Newsletter #8     Marion Walter

I tell my students, when they want to know just why I am so anxious for them to translate 473 into Babylonian numerals, that the only way to get any perspective on what you're used to is to back off from it. This week-end I did that for myself with a splendid 45 hour round trip to Eugene, Oregon. I went with Swapna Mukhopadhyay, a colleague from the College of Education, to visit Marion Walter, who is in the Mathematics Department at the University of Oregon and specializes in teaching future teachers. And a highly educational expedition it was. The first revelation came right off the bat in the sheer envy in Marion's expression as we jointly handed her the paper we jointly wrote about a pair of courses we just jointly taught. It seems that Oregon's College of Education espouses the theory of Direct Instruction (to which we of the opposite persuasion give the ever-so-slightly loaded title of "Drill and Kill".) There has been no bloodshed, but consequences are many, including the fact that over the past fifteen years, Marion has given workshops for more teachers in (for instance) Denmark than she has in Oregon. I also renewed my appreciation for the fact that Steve Monk and Ramesh Gangolli are interested enough in Math 170 (our Math for Elementary School Teachers) to share the teaching of it with me. My impression (thought NOT a certainty) is that that is a missing element for Marion.In addition, I gained an appreciation for our photocopy machine, but that's another story.
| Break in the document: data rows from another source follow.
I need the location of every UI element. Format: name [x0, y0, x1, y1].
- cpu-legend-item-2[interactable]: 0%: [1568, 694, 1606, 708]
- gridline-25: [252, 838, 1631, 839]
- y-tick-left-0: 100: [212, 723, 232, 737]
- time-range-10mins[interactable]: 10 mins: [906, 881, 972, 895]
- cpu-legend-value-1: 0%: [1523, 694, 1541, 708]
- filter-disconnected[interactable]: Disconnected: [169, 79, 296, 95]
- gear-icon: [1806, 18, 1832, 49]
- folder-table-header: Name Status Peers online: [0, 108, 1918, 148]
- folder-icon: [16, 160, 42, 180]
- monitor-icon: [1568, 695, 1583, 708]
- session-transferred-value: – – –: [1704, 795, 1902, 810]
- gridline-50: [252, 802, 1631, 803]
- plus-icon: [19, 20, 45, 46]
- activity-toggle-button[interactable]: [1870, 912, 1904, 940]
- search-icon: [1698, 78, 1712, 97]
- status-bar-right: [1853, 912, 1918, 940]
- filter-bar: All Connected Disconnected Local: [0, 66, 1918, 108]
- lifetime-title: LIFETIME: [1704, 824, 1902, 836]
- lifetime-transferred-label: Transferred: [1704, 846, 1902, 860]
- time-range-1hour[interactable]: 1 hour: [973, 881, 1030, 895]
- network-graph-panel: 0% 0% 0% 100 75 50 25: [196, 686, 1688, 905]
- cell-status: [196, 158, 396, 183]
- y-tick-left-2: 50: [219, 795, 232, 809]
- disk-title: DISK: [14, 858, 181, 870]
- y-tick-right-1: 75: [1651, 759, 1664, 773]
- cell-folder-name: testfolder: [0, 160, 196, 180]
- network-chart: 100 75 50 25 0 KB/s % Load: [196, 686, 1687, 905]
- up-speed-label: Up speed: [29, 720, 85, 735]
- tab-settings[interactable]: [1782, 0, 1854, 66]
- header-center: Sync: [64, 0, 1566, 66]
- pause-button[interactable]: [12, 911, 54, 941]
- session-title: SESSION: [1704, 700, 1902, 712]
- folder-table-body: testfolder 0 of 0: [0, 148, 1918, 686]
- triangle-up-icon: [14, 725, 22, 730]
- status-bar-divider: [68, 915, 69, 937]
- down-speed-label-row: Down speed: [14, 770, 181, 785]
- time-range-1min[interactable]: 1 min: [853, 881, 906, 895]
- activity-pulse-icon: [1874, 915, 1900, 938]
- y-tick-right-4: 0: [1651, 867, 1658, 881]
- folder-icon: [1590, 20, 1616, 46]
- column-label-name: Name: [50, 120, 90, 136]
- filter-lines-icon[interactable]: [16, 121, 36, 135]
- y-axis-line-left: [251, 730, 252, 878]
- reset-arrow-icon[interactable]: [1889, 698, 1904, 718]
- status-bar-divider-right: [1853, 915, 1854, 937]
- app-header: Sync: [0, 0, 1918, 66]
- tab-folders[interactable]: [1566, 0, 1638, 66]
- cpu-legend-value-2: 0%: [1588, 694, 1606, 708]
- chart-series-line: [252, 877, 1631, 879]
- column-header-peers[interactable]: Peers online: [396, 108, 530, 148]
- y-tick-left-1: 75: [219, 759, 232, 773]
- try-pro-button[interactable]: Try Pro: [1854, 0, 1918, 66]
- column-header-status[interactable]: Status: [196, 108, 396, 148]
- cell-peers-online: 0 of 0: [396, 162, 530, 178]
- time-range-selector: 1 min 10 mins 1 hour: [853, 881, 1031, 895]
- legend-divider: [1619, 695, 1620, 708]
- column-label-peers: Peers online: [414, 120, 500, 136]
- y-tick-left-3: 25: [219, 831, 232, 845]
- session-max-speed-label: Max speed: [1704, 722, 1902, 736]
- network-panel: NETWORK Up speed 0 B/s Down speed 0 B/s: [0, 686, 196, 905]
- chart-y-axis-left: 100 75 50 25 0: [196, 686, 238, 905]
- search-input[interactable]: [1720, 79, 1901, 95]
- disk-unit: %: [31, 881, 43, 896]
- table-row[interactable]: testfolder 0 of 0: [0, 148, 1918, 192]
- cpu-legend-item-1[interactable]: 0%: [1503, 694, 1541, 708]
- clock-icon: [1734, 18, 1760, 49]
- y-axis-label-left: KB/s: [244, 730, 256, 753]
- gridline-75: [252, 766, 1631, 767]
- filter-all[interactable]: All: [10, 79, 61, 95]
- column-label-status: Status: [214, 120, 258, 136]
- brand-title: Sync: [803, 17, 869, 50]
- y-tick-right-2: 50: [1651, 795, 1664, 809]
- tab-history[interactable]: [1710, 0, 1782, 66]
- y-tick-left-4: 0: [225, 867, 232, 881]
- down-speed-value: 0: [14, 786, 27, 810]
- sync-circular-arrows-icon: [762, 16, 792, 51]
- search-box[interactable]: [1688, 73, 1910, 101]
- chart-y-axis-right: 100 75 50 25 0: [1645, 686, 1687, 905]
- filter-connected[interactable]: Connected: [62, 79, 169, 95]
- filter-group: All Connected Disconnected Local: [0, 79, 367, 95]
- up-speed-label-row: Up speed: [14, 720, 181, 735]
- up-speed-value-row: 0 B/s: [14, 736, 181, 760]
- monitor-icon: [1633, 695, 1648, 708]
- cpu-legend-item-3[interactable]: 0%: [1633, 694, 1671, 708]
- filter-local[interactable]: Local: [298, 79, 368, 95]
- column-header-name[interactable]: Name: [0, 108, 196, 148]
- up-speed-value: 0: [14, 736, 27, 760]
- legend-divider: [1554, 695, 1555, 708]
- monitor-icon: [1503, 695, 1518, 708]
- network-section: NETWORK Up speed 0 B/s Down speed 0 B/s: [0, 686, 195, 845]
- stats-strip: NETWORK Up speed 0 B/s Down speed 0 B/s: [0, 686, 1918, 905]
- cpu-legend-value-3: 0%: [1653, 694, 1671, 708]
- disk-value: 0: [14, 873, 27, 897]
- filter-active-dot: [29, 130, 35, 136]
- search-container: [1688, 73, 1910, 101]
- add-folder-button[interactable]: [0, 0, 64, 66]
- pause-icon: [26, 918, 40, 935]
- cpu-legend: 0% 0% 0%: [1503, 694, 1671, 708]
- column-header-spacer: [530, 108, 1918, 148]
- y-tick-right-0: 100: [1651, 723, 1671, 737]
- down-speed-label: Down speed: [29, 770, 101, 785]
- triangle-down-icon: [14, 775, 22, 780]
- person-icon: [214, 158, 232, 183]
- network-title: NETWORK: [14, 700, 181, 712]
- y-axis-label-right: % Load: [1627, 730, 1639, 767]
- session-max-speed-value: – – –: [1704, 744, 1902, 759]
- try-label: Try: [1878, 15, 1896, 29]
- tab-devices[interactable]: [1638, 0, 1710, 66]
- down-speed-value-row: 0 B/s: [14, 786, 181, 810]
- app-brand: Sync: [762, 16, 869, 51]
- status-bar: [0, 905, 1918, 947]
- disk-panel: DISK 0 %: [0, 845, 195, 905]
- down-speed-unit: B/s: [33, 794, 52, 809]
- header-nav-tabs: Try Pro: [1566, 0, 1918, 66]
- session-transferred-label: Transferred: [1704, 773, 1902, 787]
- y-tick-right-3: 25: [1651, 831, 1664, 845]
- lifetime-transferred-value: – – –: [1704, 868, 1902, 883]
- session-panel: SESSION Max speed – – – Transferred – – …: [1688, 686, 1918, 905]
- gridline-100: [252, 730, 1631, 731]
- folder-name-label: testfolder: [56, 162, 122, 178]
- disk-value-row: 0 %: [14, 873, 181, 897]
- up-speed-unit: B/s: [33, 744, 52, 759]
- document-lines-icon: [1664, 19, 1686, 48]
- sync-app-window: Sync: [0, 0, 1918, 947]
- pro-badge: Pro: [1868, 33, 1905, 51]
Marion knew George Polya well, and was an early advocate for emphasis on problem-solving in the teaching of mathematics. That aspect has now become widely accepted (heavily touted in the NCTM Standards, for example), but Marion has taken it one step further and become a specialist in problem-posing. It is an art which any parent will agree comes naturally to small children (I can still hear my three-year-old interrupting himself in the middle of question number 37 of a sequence with "Oh wait--here's a good one!") Somewhere along the line, though, it tends to disappear. It's probably partially parents (I can't actually remember answering the previous 36...) and certainly largely schooling ("When I want to hear questions from you, I'll tell you what they are!") Whatever the cause, the effect is one we all deal with--students who sit like a row of cucumbers until told precisely what they are to look for, and preferably also how to look for it. Marion has written one book on problem-posing and editted another, about both of which I could give you more details if Amtrak's motion hadn't been quite so soporific. As is, all I can say is that I have become quite intrigued with the the idea of shifting some of the responsibility for thinking up questions about a given situation from myself to my students. Preferably without getting lynched.